Immediately the rocks took on the glow of coals deep in the fire. Nona looked at her hands and found them utterly black, her habit almost as dark with hints of deep grey here and there. The water-carved passage she had climbed into led in two directions. She chose the best one and scrambled off along it. Within twenty yards she stood where Hessa had fallen, at the foot of the shaft Yisht had dug up towards the shipheart’s vault.
Your friend died here?
Yes.
And you still want to kill the one who slew her, as you agreed to?
Yes.
Good.
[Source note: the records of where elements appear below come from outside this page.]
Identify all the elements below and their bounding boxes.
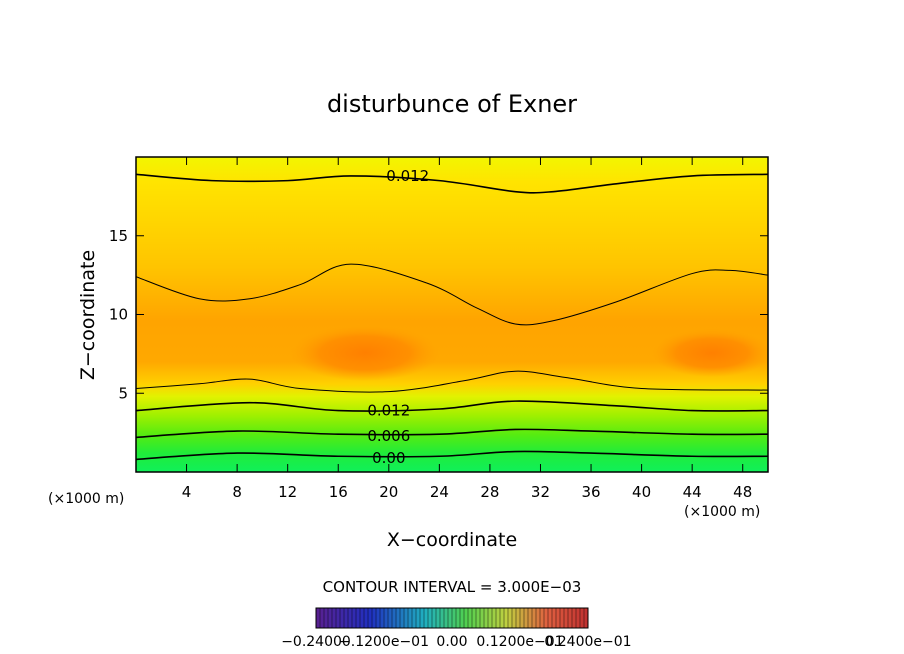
x-tick-label: 20 bbox=[379, 483, 398, 501]
contour-line bbox=[136, 263, 768, 326]
chart-title: disturbunce of Exner bbox=[327, 90, 577, 118]
y-tick-label: 15 bbox=[109, 227, 128, 245]
x-tick-label: 36 bbox=[581, 483, 600, 501]
x-axis-label: X−coordinate bbox=[387, 529, 517, 551]
x-tick-label: 16 bbox=[329, 483, 348, 501]
max-region-left bbox=[290, 325, 440, 381]
x-tick-label: 24 bbox=[430, 483, 449, 501]
contour-lines bbox=[136, 173, 768, 461]
colorbar-label: 0.2400e−01 bbox=[544, 634, 631, 650]
contour-line bbox=[136, 173, 768, 194]
x-tick-label: 40 bbox=[632, 483, 651, 501]
colorbar bbox=[315, 607, 589, 629]
colorbar-label: 0.00 bbox=[436, 634, 467, 650]
x-tick-label: 32 bbox=[531, 483, 550, 501]
x-tick-label: 28 bbox=[480, 483, 499, 501]
contour-labels: 0.012 0.012 0.006 0.00 bbox=[367, 167, 429, 467]
contour-label: 0.006 bbox=[367, 427, 410, 445]
x-tick-label: 12 bbox=[278, 483, 297, 501]
contour-label: 0.012 bbox=[367, 402, 410, 420]
field-fill bbox=[136, 157, 768, 472]
y-axis-label: Z−coordinate bbox=[77, 250, 99, 380]
y-unit-label: (×1000 m) bbox=[48, 491, 124, 507]
x-tick-label: 48 bbox=[733, 483, 752, 501]
y-axis-ticks: 5 10 15 bbox=[109, 227, 768, 402]
x-tick-label: 44 bbox=[683, 483, 702, 501]
contour-line bbox=[136, 400, 768, 412]
x-axis-ticks: 4 8 12 16 20 24 28 32 36 40 44 48 bbox=[182, 157, 752, 501]
colorbar-label: −.1200e−01 bbox=[339, 634, 429, 650]
colorbar-label: −0.24000 bbox=[281, 634, 351, 650]
colorbar-ticks bbox=[315, 608, 589, 628]
x-tick-label: 8 bbox=[232, 483, 242, 501]
x-unit-label: (×1000 m) bbox=[684, 504, 760, 520]
contour-label: 0.012 bbox=[386, 167, 429, 185]
x-tick-label: 4 bbox=[182, 483, 192, 501]
contour-label: 0.00 bbox=[372, 449, 405, 467]
colorbar-labels: −0.24000−.1200e−01 0.00 0.1200e−010.2400e−… bbox=[281, 634, 631, 650]
colorbar-label: 0.1200e−01 bbox=[476, 634, 563, 650]
y-tick-label: 10 bbox=[109, 306, 128, 324]
contour-line bbox=[136, 370, 768, 393]
y-tick-label: 5 bbox=[118, 384, 128, 402]
contour-field bbox=[136, 157, 768, 472]
contour-interval-label: CONTOUR INTERVAL = 3.000E−03 bbox=[323, 578, 582, 596]
contour-line bbox=[136, 450, 768, 461]
contour-line bbox=[136, 428, 768, 439]
max-region-right bbox=[652, 329, 768, 377]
Keot relaxed and the glow of the walls brightened. Hate is good.
“She died here.” Nona crouched amid the scatter of broken rock. Yisht, a marjal with a rare talent for rock-work, had brought down part of the ceiling.
“Nona! Nona?” Distant cries from below.
She touched her fingers to the floor beneath the shattered stone. Had Hessa’s blood spilled here? Had the nuns washed it away when they took her body? They had buried her down by the vineyards but left no marker. We are all one in the Ancestor, our bones are nothing.
“Nona?”
Nona reached for her clarity, watching the dance of an absent flame in the shadows of her mind. She looked for the Path and rocked back upon her heels. With Keot’s vision the Path blazed red, written through everything, filling the air, diving into the rock and filling the hidden space beyond, writing itself across the surfaces and bringing each to life. Refusing to be distracted by the wonder of it, Nona strove to look past the Path’s beauty to the periphery where threads stray. There in the depths of the earth she found a thread-scape that competed with Zole’s for sparseness. Sister Pan said humans themselves drew threads from the Path, all life did. In the darkest and loneliest cave within the Rock, in places no person had ever seen, or would ever see, where no rat had scurried, no worm crawled, the Path would lie pure, bound tight. If that cave were broached then the mere act of gazing upon its secrets would set tendrils of thread straying from the Path, just as a foot set into a clear pool will raise silt from the bottom to cloud the waters.